The conflict in Libya escalated over the weekend, after Libyan leader Muammar Gaddafi’s forces fired rockets on Sunday at rebels stationed along the edge of Ajdabiyah, sending some residents fleeing from the eastern town, witnesses said.

The oil market is still seeking a close replacement for very high quality Libyan sweet crude oil lost due to the conflict in the North African nation, OPEC Secretary General Abdullah Al-Badri said on Monday.

Refiners have shown little appetite for a replacement bend offered by Saudi Arabia to plug the gap.

“The Saudis have spare capacity but there is a quality mismatch between what refiners want and what the Saudis can provide,” said Michael Lo, a Hong Kong-based analyst with Nomura International.
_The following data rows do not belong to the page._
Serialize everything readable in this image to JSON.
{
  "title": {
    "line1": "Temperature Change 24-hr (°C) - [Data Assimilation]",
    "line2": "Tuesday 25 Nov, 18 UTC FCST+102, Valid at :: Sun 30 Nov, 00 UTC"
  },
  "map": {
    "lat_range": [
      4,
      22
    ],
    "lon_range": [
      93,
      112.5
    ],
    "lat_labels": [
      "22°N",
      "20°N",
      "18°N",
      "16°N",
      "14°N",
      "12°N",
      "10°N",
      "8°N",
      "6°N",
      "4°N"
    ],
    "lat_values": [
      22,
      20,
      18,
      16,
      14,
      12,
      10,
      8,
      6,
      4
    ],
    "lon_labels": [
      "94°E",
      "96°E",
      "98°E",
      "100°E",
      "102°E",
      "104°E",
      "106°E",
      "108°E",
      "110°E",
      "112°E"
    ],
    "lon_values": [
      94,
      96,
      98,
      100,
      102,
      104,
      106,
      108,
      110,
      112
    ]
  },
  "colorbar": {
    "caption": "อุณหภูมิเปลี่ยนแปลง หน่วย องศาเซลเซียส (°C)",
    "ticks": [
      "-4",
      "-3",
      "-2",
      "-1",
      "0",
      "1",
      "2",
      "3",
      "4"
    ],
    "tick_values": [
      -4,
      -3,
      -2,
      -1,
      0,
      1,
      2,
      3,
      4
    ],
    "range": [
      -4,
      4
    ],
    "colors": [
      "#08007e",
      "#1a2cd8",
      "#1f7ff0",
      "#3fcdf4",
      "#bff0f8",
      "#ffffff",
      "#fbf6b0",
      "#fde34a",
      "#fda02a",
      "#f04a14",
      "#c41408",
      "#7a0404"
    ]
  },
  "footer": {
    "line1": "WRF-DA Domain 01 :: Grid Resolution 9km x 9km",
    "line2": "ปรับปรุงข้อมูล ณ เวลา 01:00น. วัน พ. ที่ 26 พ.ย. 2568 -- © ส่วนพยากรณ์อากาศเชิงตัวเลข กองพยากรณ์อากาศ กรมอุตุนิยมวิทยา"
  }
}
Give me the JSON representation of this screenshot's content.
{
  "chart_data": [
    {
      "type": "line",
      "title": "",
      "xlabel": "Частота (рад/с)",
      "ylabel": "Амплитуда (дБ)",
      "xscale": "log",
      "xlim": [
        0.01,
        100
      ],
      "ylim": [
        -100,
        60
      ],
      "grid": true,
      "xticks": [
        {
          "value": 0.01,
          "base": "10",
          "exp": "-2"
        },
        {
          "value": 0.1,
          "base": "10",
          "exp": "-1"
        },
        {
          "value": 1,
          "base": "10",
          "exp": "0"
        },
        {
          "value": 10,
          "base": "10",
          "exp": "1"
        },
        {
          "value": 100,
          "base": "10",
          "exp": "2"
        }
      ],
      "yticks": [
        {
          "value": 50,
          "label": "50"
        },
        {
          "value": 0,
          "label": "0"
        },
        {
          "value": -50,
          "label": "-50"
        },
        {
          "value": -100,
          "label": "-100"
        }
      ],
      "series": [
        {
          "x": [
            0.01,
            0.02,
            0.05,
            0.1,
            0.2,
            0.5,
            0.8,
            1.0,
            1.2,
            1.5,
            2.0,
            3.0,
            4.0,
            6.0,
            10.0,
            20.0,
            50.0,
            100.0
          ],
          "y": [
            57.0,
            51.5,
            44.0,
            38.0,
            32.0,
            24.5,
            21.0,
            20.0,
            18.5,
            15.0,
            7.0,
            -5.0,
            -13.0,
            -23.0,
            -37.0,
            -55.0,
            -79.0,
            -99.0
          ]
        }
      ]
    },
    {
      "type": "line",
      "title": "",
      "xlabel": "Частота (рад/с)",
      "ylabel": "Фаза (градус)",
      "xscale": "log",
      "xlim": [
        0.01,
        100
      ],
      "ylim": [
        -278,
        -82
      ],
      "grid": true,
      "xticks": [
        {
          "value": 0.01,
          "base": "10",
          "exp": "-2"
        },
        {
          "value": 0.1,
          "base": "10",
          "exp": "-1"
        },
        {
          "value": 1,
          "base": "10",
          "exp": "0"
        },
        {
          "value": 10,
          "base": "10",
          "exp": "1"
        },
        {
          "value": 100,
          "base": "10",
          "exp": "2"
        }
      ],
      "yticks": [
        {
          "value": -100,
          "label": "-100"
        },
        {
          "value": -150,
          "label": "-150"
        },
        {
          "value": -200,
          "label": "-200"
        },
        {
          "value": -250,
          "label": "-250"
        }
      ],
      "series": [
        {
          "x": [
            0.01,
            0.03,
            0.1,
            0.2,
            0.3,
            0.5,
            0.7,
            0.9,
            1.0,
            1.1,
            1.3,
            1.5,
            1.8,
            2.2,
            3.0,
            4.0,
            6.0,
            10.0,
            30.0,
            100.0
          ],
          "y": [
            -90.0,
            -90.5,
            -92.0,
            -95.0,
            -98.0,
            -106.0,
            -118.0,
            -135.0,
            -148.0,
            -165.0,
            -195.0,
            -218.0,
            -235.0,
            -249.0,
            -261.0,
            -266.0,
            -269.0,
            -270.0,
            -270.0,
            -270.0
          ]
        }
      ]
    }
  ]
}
China raised banks’ required reserves on Sunday for the fourth time this year to curb inflation, but the impact on oil prices was muted as further tightening in Chinese monetary policy was widely expected, analysts said.

Stock markets in both China .SSEC and Hong Kong .HSI also took the news in their stride and were trading higher on the day after opening down.

The reserve rate rise, which followed an increase in benchmark bank interest rates on April 5, was the seventh since China stepped up efforts against inflation in October and underscored the government’s determination to keep the economy on an even keel.

The market will be closely watching a clutch of key U.S. corporate earnings during this holiday-shortened week to gauge the impact of high oil and commodities prices on the world’s biggest energy consumer.